Fast

Like many women, I’m continually gaining and losing the same few kilograms. A while ago (at the top end) I thought I’d like to have another go at losing them, but frankly I couldn’t be bothered. That was the end of that, you might think.

Then I happened to see a Horizon program on the benefits of Intermittent Fasting. I decided to give it a go, as I am easily led and susceptible to modern trends broadcast on TV (hence my vajazzle experiment of 2010, but I won’t go there).

After doing some research into it, I decided to fast one day a week (rather than two as advised in the program). For the past month I have consumed nothing except water and herbal tea for the 24 hours between dinner on Thursday and dinner on Friday.

For the rest of the week I’ve eaten normally – my usual diet is healthy but not restrictive. I exercise 4-5 days a week, but not on fast day. Exercise doesn’t usually cause much weight loss by itself for me. I have to cut right back on nice food too.

Fasting day has been surprisingly easy. I haven’t really felt all that hungry. I think a lot of Western people think the sky will fall in if they miss a meal, but it appears not to be the case. At first my stomach felt a bit strange when I had dinner on Friday. Not surprising, as before this I don’t think I’d skipped a meal since I was old enough to get food for myself.

Now I find I’ve dropped 3kg, without feeling as if I’ve made much of an effort at all. I’m sure it’s not for everyone, but for me it’s been an interesting alternative to watching and counting what I eat all the time, which I consider a bit of a drag.

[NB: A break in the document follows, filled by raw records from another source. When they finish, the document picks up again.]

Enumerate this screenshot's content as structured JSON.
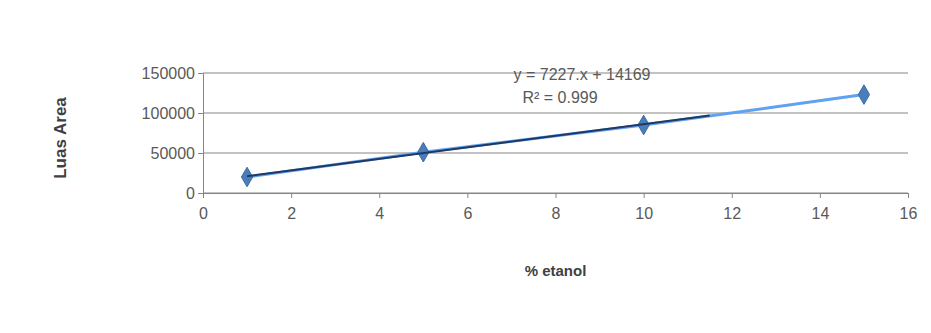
{
  "chart_data": {
    "type": "line",
    "x_label": "% etanol",
    "y_label": "Luas Area",
    "annotations": [
      "y = 7227.x + 14169",
      "R² = 0.999"
    ],
    "x": [
      1,
      5,
      10,
      15
    ],
    "series": [
      {
        "color": "#4a7ebb",
        "marker": "diamond",
        "line_style": "solid",
        "values": [
          20000,
          51000,
          85000,
          123000
        ]
      },
      {
        "color": "#1f3864",
        "marker": "none",
        "line_style": "solid",
        "x": [
          1,
          11.5
        ],
        "values": [
          21000,
          97000
        ]
      }
    ],
    "xlim": [
      0,
      16
    ],
    "xticks": [
      0,
      2,
      4,
      6,
      8,
      10,
      12,
      14,
      16
    ],
    "ylim": [
      0,
      150000
    ],
    "yticks": [
      0,
      50000,
      100000,
      150000
    ],
    "grid": true
  }
}
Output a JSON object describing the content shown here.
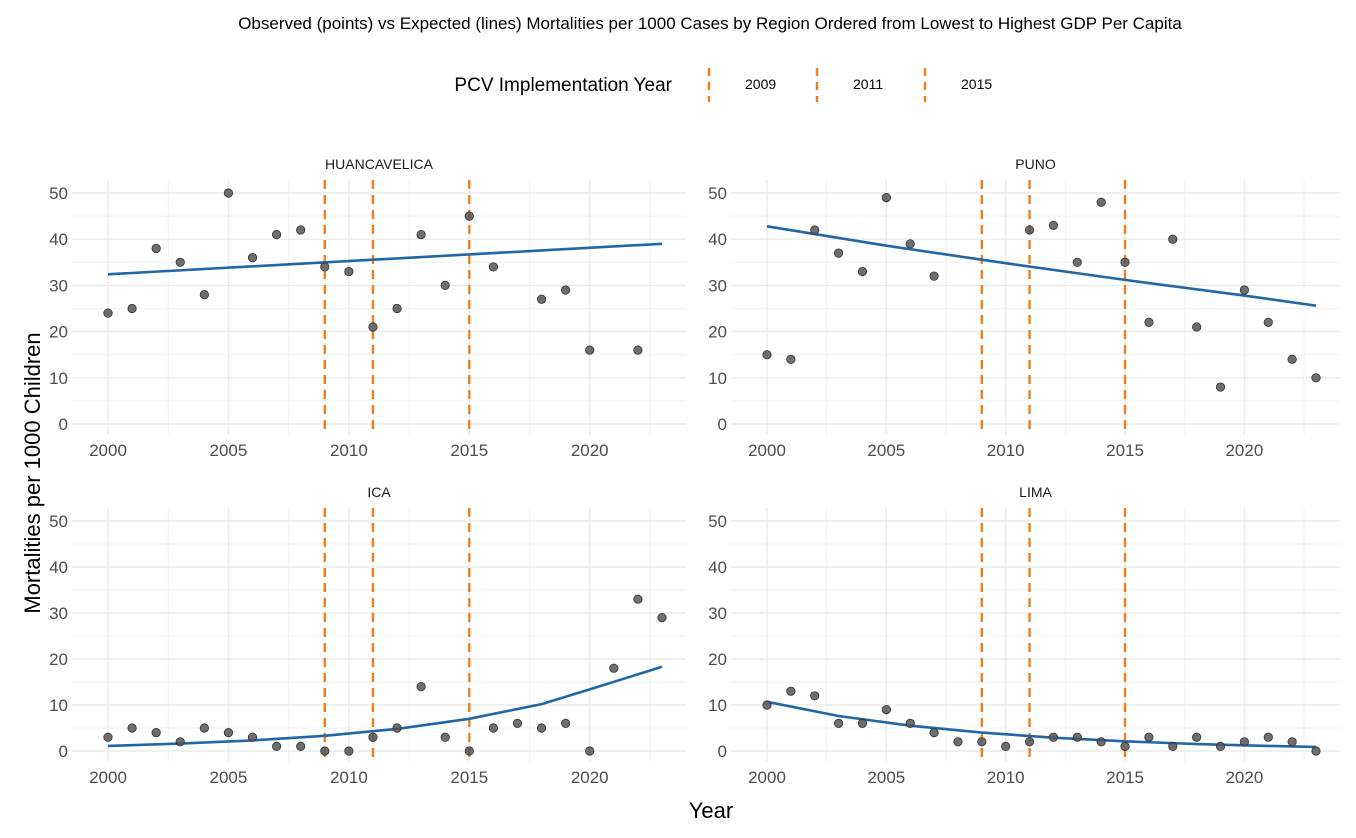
{
  "title": "Observed (points) vs Expected (lines) Mortalities per 1000 Cases by Region Ordered from Lowest to Highest GDP Per Capita",
  "legend": {
    "title": "PCV Implementation Year",
    "entries": [
      "2009",
      "2011",
      "2015"
    ],
    "position": "top"
  },
  "xlabel": "Year",
  "ylabel": "Mortalities per 1000 Children",
  "colors": {
    "points": "#555555",
    "expected_line": "#2166a6",
    "pcv_lines": "#f07f1a",
    "grid": "#ebebeb"
  },
  "chart_data": {
    "type": "scatter",
    "xlim": [
      2000,
      2023
    ],
    "ylim": [
      0,
      50
    ],
    "x_ticks": [
      2000,
      2005,
      2010,
      2015,
      2020
    ],
    "y_ticks": [
      0,
      10,
      20,
      30,
      40,
      50
    ],
    "x_tick_labels": [
      "2000",
      "2005",
      "2010",
      "2015",
      "2020"
    ],
    "y_tick_labels": [
      "0",
      "10",
      "20",
      "30",
      "40",
      "50"
    ],
    "pcv_years": [
      2009,
      2011,
      2015
    ],
    "grid": true,
    "panels": [
      {
        "name": "HUANCAVELICA",
        "observed": [
          [
            2000,
            24
          ],
          [
            2001,
            25
          ],
          [
            2002,
            38
          ],
          [
            2003,
            35
          ],
          [
            2004,
            28
          ],
          [
            2005,
            50
          ],
          [
            2006,
            36
          ],
          [
            2007,
            41
          ],
          [
            2008,
            42
          ],
          [
            2009,
            34
          ],
          [
            2010,
            33
          ],
          [
            2011,
            21
          ],
          [
            2012,
            25
          ],
          [
            2013,
            41
          ],
          [
            2014,
            30
          ],
          [
            2015,
            45
          ],
          [
            2016,
            34
          ],
          [
            2018,
            27
          ],
          [
            2019,
            29
          ],
          [
            2020,
            16
          ],
          [
            2022,
            16
          ]
        ],
        "expected": [
          [
            2000,
            32.4
          ],
          [
            2023,
            39
          ]
        ]
      },
      {
        "name": "PUNO",
        "observed": [
          [
            2000,
            15
          ],
          [
            2001,
            14
          ],
          [
            2002,
            42
          ],
          [
            2003,
            37
          ],
          [
            2004,
            33
          ],
          [
            2005,
            49
          ],
          [
            2006,
            39
          ],
          [
            2007,
            32
          ],
          [
            2011,
            42
          ],
          [
            2012,
            43
          ],
          [
            2013,
            35
          ],
          [
            2014,
            48
          ],
          [
            2015,
            35
          ],
          [
            2016,
            22
          ],
          [
            2017,
            40
          ],
          [
            2018,
            21
          ],
          [
            2019,
            8
          ],
          [
            2020,
            29
          ],
          [
            2021,
            22
          ],
          [
            2022,
            14
          ],
          [
            2023,
            10
          ]
        ],
        "expected": [
          [
            2000,
            42.8
          ],
          [
            2005,
            38.6
          ],
          [
            2010,
            34.8
          ],
          [
            2015,
            31.2
          ],
          [
            2020,
            27.8
          ],
          [
            2023,
            25.6
          ]
        ]
      },
      {
        "name": "ICA",
        "observed": [
          [
            2000,
            3
          ],
          [
            2001,
            5
          ],
          [
            2002,
            4
          ],
          [
            2003,
            2
          ],
          [
            2004,
            5
          ],
          [
            2005,
            4
          ],
          [
            2006,
            3
          ],
          [
            2007,
            1
          ],
          [
            2008,
            1
          ],
          [
            2009,
            0
          ],
          [
            2010,
            0
          ],
          [
            2011,
            3
          ],
          [
            2012,
            5
          ],
          [
            2013,
            14
          ],
          [
            2014,
            3
          ],
          [
            2015,
            0
          ],
          [
            2016,
            5
          ],
          [
            2017,
            6
          ],
          [
            2018,
            5
          ],
          [
            2019,
            6
          ],
          [
            2020,
            0
          ],
          [
            2021,
            18
          ],
          [
            2022,
            33
          ],
          [
            2023,
            29
          ]
        ],
        "expected": [
          [
            2000,
            1.1
          ],
          [
            2003,
            1.6
          ],
          [
            2006,
            2.3
          ],
          [
            2009,
            3.3
          ],
          [
            2012,
            4.8
          ],
          [
            2015,
            7
          ],
          [
            2018,
            10.2
          ],
          [
            2020,
            13.4
          ],
          [
            2023,
            18.3
          ]
        ]
      },
      {
        "name": "LIMA",
        "observed": [
          [
            2000,
            10
          ],
          [
            2001,
            13
          ],
          [
            2002,
            12
          ],
          [
            2003,
            6
          ],
          [
            2004,
            6
          ],
          [
            2005,
            9
          ],
          [
            2006,
            6
          ],
          [
            2007,
            4
          ],
          [
            2008,
            2
          ],
          [
            2009,
            2
          ],
          [
            2010,
            1
          ],
          [
            2011,
            2
          ],
          [
            2012,
            3
          ],
          [
            2013,
            3
          ],
          [
            2014,
            2
          ],
          [
            2015,
            1
          ],
          [
            2016,
            3
          ],
          [
            2017,
            1
          ],
          [
            2018,
            3
          ],
          [
            2019,
            1
          ],
          [
            2020,
            2
          ],
          [
            2021,
            3
          ],
          [
            2022,
            2
          ],
          [
            2023,
            0
          ]
        ],
        "expected": [
          [
            2000,
            10.7
          ],
          [
            2003,
            7.6
          ],
          [
            2006,
            5.5
          ],
          [
            2009,
            4
          ],
          [
            2012,
            2.9
          ],
          [
            2015,
            2.1
          ],
          [
            2018,
            1.5
          ],
          [
            2021,
            1.1
          ],
          [
            2023,
            0.9
          ]
        ]
      }
    ]
  }
}
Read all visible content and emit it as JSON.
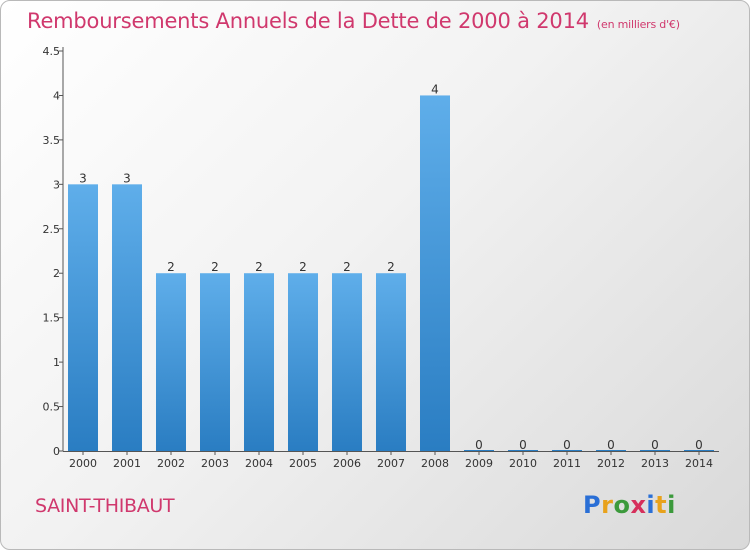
{
  "title": "Remboursements Annuels de la Dette de 2000 à 2014",
  "title_unit": "(en milliers d'€)",
  "commune": "SAINT-THIBAUT",
  "logo": {
    "text": "Proxiti",
    "letters": [
      {
        "ch": "P",
        "color": "#2a6fd6"
      },
      {
        "ch": "r",
        "color": "#e8a21c"
      },
      {
        "ch": "o",
        "color": "#3c9a3c"
      },
      {
        "ch": "x",
        "color": "#d62f5b"
      },
      {
        "ch": "i",
        "color": "#2a6fd6"
      },
      {
        "ch": "t",
        "color": "#e8a21c"
      },
      {
        "ch": "i",
        "color": "#3c9a3c"
      }
    ]
  },
  "chart_data": {
    "type": "bar",
    "categories": [
      "2000",
      "2001",
      "2002",
      "2003",
      "2004",
      "2005",
      "2006",
      "2007",
      "2008",
      "2009",
      "2010",
      "2011",
      "2012",
      "2013",
      "2014"
    ],
    "values": [
      3,
      3,
      2,
      2,
      2,
      2,
      2,
      2,
      4,
      0,
      0,
      0,
      0,
      0,
      0
    ],
    "data_labels": [
      "3",
      "3",
      "2",
      "2",
      "2",
      "2",
      "2",
      "2",
      "4",
      "0",
      "0",
      "0",
      "0",
      "0",
      "0"
    ],
    "yticks": [
      {
        "value": 0,
        "label": "0"
      },
      {
        "value": 0.5,
        "label": "0.5"
      },
      {
        "value": 1,
        "label": "1"
      },
      {
        "value": 1.5,
        "label": "1.5"
      },
      {
        "value": 2,
        "label": "2"
      },
      {
        "value": 2.5,
        "label": "2.5"
      },
      {
        "value": 3,
        "label": "3"
      },
      {
        "value": 3.5,
        "label": "3.5"
      },
      {
        "value": 4,
        "label": "4"
      },
      {
        "value": 4.5,
        "label": "4.5"
      }
    ],
    "ylim": [
      0,
      4.5
    ],
    "grid": false,
    "bar_color_top": "#5faeea",
    "bar_color_bottom": "#2a7dc2"
  }
}
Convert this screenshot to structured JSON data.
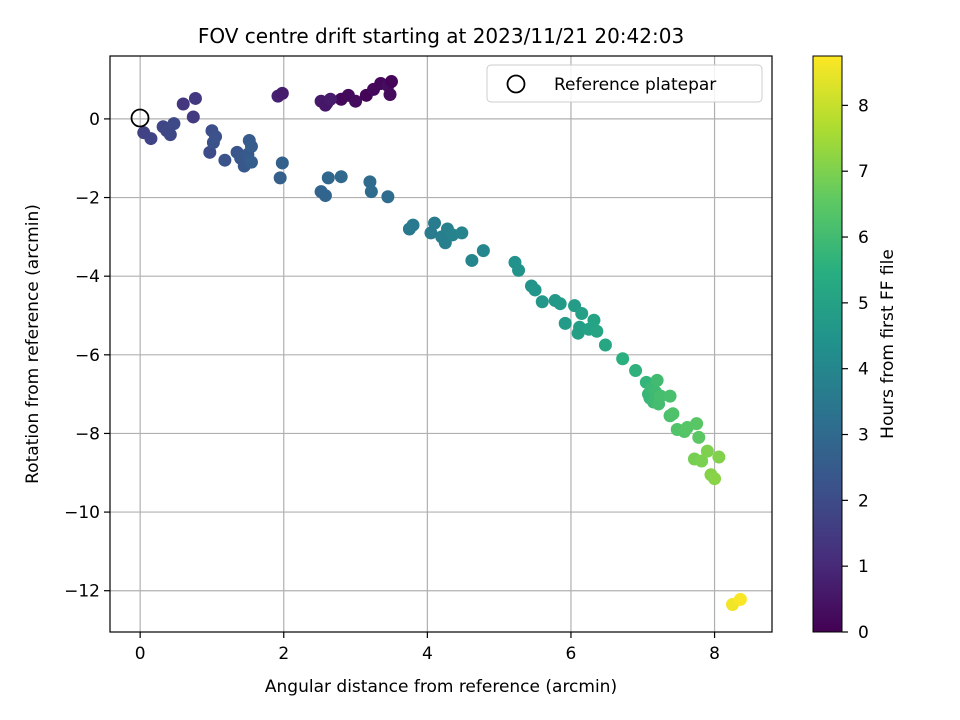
{
  "chart_data": {
    "type": "scatter",
    "title": "FOV centre drift starting at 2023/11/21 20:42:03",
    "xlabel": "Angular distance from reference (arcmin)",
    "ylabel": "Rotation from reference (arcmin)",
    "xlim": [
      -0.42,
      8.8
    ],
    "ylim": [
      -13.05,
      1.6
    ],
    "xticks": [
      0,
      2,
      4,
      6,
      8
    ],
    "yticks": [
      0,
      -2,
      -4,
      -6,
      -8,
      -10,
      -12
    ],
    "xtick_labels": [
      "0",
      "2",
      "4",
      "6",
      "8"
    ],
    "ytick_labels": [
      "0",
      "−2",
      "−4",
      "−6",
      "−8",
      "−10",
      "−12"
    ],
    "grid": true,
    "legend": {
      "placement": "upper right",
      "entries": [
        {
          "label": "Reference platepar",
          "marker": "open-circle"
        }
      ]
    },
    "reference_point": {
      "x": 0,
      "y": 0
    },
    "colorbar": {
      "label": "Hours from first FF file",
      "colormap": "viridis",
      "range": [
        0,
        8.75
      ],
      "ticks": [
        0,
        1,
        2,
        3,
        4,
        5,
        6,
        7,
        8
      ],
      "tick_labels": [
        "0",
        "1",
        "2",
        "3",
        "4",
        "5",
        "6",
        "7",
        "8"
      ]
    },
    "points": [
      {
        "x": 2.6,
        "y": 0.4,
        "c": 0.1
      },
      {
        "x": 2.8,
        "y": 0.5,
        "c": 0.15
      },
      {
        "x": 2.9,
        "y": 0.6,
        "c": 0.2
      },
      {
        "x": 3.0,
        "y": 0.45,
        "c": 0.25
      },
      {
        "x": 3.15,
        "y": 0.6,
        "c": 0.1
      },
      {
        "x": 3.25,
        "y": 0.75,
        "c": 0.2
      },
      {
        "x": 3.35,
        "y": 0.9,
        "c": 0.15
      },
      {
        "x": 3.45,
        "y": 0.85,
        "c": 0.3
      },
      {
        "x": 3.5,
        "y": 0.95,
        "c": 0.1
      },
      {
        "x": 3.48,
        "y": 0.62,
        "c": 0.25
      },
      {
        "x": 1.92,
        "y": 0.58,
        "c": 0.8
      },
      {
        "x": 1.98,
        "y": 0.65,
        "c": 0.7
      },
      {
        "x": 2.52,
        "y": 0.45,
        "c": 0.6
      },
      {
        "x": 2.58,
        "y": 0.35,
        "c": 0.55
      },
      {
        "x": 2.65,
        "y": 0.5,
        "c": 0.65
      },
      {
        "x": 0.6,
        "y": 0.38,
        "c": 1.35
      },
      {
        "x": 0.77,
        "y": 0.52,
        "c": 1.45
      },
      {
        "x": 0.74,
        "y": 0.05,
        "c": 1.5
      },
      {
        "x": 0.05,
        "y": -0.35,
        "c": 1.7
      },
      {
        "x": 0.15,
        "y": -0.5,
        "c": 1.75
      },
      {
        "x": 0.32,
        "y": -0.2,
        "c": 1.8
      },
      {
        "x": 0.37,
        "y": -0.3,
        "c": 1.85
      },
      {
        "x": 0.42,
        "y": -0.4,
        "c": 1.9
      },
      {
        "x": 0.47,
        "y": -0.12,
        "c": 1.95
      },
      {
        "x": 0.97,
        "y": -0.85,
        "c": 2.0
      },
      {
        "x": 1.0,
        "y": -0.3,
        "c": 2.1
      },
      {
        "x": 1.02,
        "y": -0.6,
        "c": 2.15
      },
      {
        "x": 1.05,
        "y": -0.45,
        "c": 2.2
      },
      {
        "x": 1.18,
        "y": -1.05,
        "c": 2.25
      },
      {
        "x": 1.35,
        "y": -0.85,
        "c": 2.3
      },
      {
        "x": 1.4,
        "y": -1.0,
        "c": 2.35
      },
      {
        "x": 1.45,
        "y": -1.2,
        "c": 2.4
      },
      {
        "x": 1.5,
        "y": -0.9,
        "c": 2.45
      },
      {
        "x": 1.52,
        "y": -0.55,
        "c": 2.5
      },
      {
        "x": 1.55,
        "y": -0.7,
        "c": 2.55
      },
      {
        "x": 1.55,
        "y": -1.1,
        "c": 2.6
      },
      {
        "x": 1.95,
        "y": -1.5,
        "c": 2.65
      },
      {
        "x": 1.98,
        "y": -1.12,
        "c": 2.7
      },
      {
        "x": 2.52,
        "y": -1.85,
        "c": 2.8
      },
      {
        "x": 2.58,
        "y": -1.95,
        "c": 2.85
      },
      {
        "x": 2.62,
        "y": -1.5,
        "c": 2.9
      },
      {
        "x": 2.8,
        "y": -1.47,
        "c": 2.95
      },
      {
        "x": 3.2,
        "y": -1.6,
        "c": 3.0
      },
      {
        "x": 3.22,
        "y": -1.85,
        "c": 3.05
      },
      {
        "x": 3.45,
        "y": -1.98,
        "c": 3.1
      },
      {
        "x": 3.75,
        "y": -2.8,
        "c": 3.5
      },
      {
        "x": 3.8,
        "y": -2.7,
        "c": 3.55
      },
      {
        "x": 4.05,
        "y": -2.9,
        "c": 3.6
      },
      {
        "x": 4.1,
        "y": -2.65,
        "c": 3.65
      },
      {
        "x": 4.2,
        "y": -3.0,
        "c": 3.7
      },
      {
        "x": 4.25,
        "y": -3.15,
        "c": 3.75
      },
      {
        "x": 4.28,
        "y": -2.8,
        "c": 3.8
      },
      {
        "x": 4.35,
        "y": -2.95,
        "c": 3.85
      },
      {
        "x": 4.48,
        "y": -2.9,
        "c": 3.9
      },
      {
        "x": 4.62,
        "y": -3.6,
        "c": 3.95
      },
      {
        "x": 4.78,
        "y": -3.35,
        "c": 4.0
      },
      {
        "x": 5.22,
        "y": -3.65,
        "c": 4.4
      },
      {
        "x": 5.27,
        "y": -3.85,
        "c": 4.45
      },
      {
        "x": 5.45,
        "y": -4.25,
        "c": 4.5
      },
      {
        "x": 5.5,
        "y": -4.35,
        "c": 4.55
      },
      {
        "x": 5.6,
        "y": -4.65,
        "c": 4.6
      },
      {
        "x": 5.78,
        "y": -4.62,
        "c": 4.65
      },
      {
        "x": 5.85,
        "y": -4.7,
        "c": 4.7
      },
      {
        "x": 5.92,
        "y": -5.2,
        "c": 4.75
      },
      {
        "x": 6.05,
        "y": -4.75,
        "c": 4.8
      },
      {
        "x": 6.12,
        "y": -5.3,
        "c": 4.85
      },
      {
        "x": 6.1,
        "y": -5.45,
        "c": 4.9
      },
      {
        "x": 6.15,
        "y": -4.95,
        "c": 4.95
      },
      {
        "x": 6.25,
        "y": -5.35,
        "c": 5.0
      },
      {
        "x": 6.32,
        "y": -5.12,
        "c": 5.05
      },
      {
        "x": 6.36,
        "y": -5.4,
        "c": 5.1
      },
      {
        "x": 6.48,
        "y": -5.75,
        "c": 5.15
      },
      {
        "x": 6.72,
        "y": -6.1,
        "c": 5.5
      },
      {
        "x": 6.9,
        "y": -6.4,
        "c": 5.6
      },
      {
        "x": 7.05,
        "y": -6.7,
        "c": 5.7
      },
      {
        "x": 7.08,
        "y": -7.0,
        "c": 5.75
      },
      {
        "x": 7.1,
        "y": -7.1,
        "c": 5.8
      },
      {
        "x": 7.12,
        "y": -6.85,
        "c": 5.85
      },
      {
        "x": 7.15,
        "y": -7.2,
        "c": 5.9
      },
      {
        "x": 7.18,
        "y": -6.95,
        "c": 5.95
      },
      {
        "x": 7.2,
        "y": -6.65,
        "c": 6.0
      },
      {
        "x": 7.22,
        "y": -7.25,
        "c": 6.05
      },
      {
        "x": 7.25,
        "y": -7.05,
        "c": 6.1
      },
      {
        "x": 7.38,
        "y": -7.05,
        "c": 6.15
      },
      {
        "x": 7.38,
        "y": -7.55,
        "c": 6.2
      },
      {
        "x": 7.42,
        "y": -7.5,
        "c": 6.25
      },
      {
        "x": 7.48,
        "y": -7.9,
        "c": 6.3
      },
      {
        "x": 7.58,
        "y": -7.95,
        "c": 6.35
      },
      {
        "x": 7.62,
        "y": -7.85,
        "c": 6.4
      },
      {
        "x": 7.75,
        "y": -7.75,
        "c": 6.45
      },
      {
        "x": 7.78,
        "y": -8.1,
        "c": 6.5
      },
      {
        "x": 7.72,
        "y": -8.65,
        "c": 6.9
      },
      {
        "x": 7.82,
        "y": -8.7,
        "c": 6.95
      },
      {
        "x": 7.9,
        "y": -8.45,
        "c": 7.0
      },
      {
        "x": 8.06,
        "y": -8.6,
        "c": 7.05
      },
      {
        "x": 7.95,
        "y": -9.05,
        "c": 7.1
      },
      {
        "x": 8.0,
        "y": -9.15,
        "c": 7.15
      },
      {
        "x": 8.25,
        "y": -12.35,
        "c": 8.6
      },
      {
        "x": 8.36,
        "y": -12.22,
        "c": 8.7
      }
    ]
  }
}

I won’t pretend, either, that the medical research into Intermittent Fasting as a means to prevent cancer and prolong life were the reasons behind me taking it up. It’s all about the flab.

I’m of the opinion that if you avoid the major factors like obesity and smoking, cancer is often just a matter of bad luck. Some even believe that nowadays, it’s inevitable – not a matter of whether you will get cancer, but when. Bad luck, the subject of yesterday’s post, can also bring any of us down at any time. You could spend your life eating a raw food diet (bleurgh) and then get hit by a bus at the age of 25.

I’m not all that sure I want to live until I’m 100 either. I’m jaded enough at 38 – what on earth would I be like in 62 years time? I wouldn’t want to inflict that on the world. Best that I slip off quietly much earlier. But in the meantime, there’s no need to let myself go.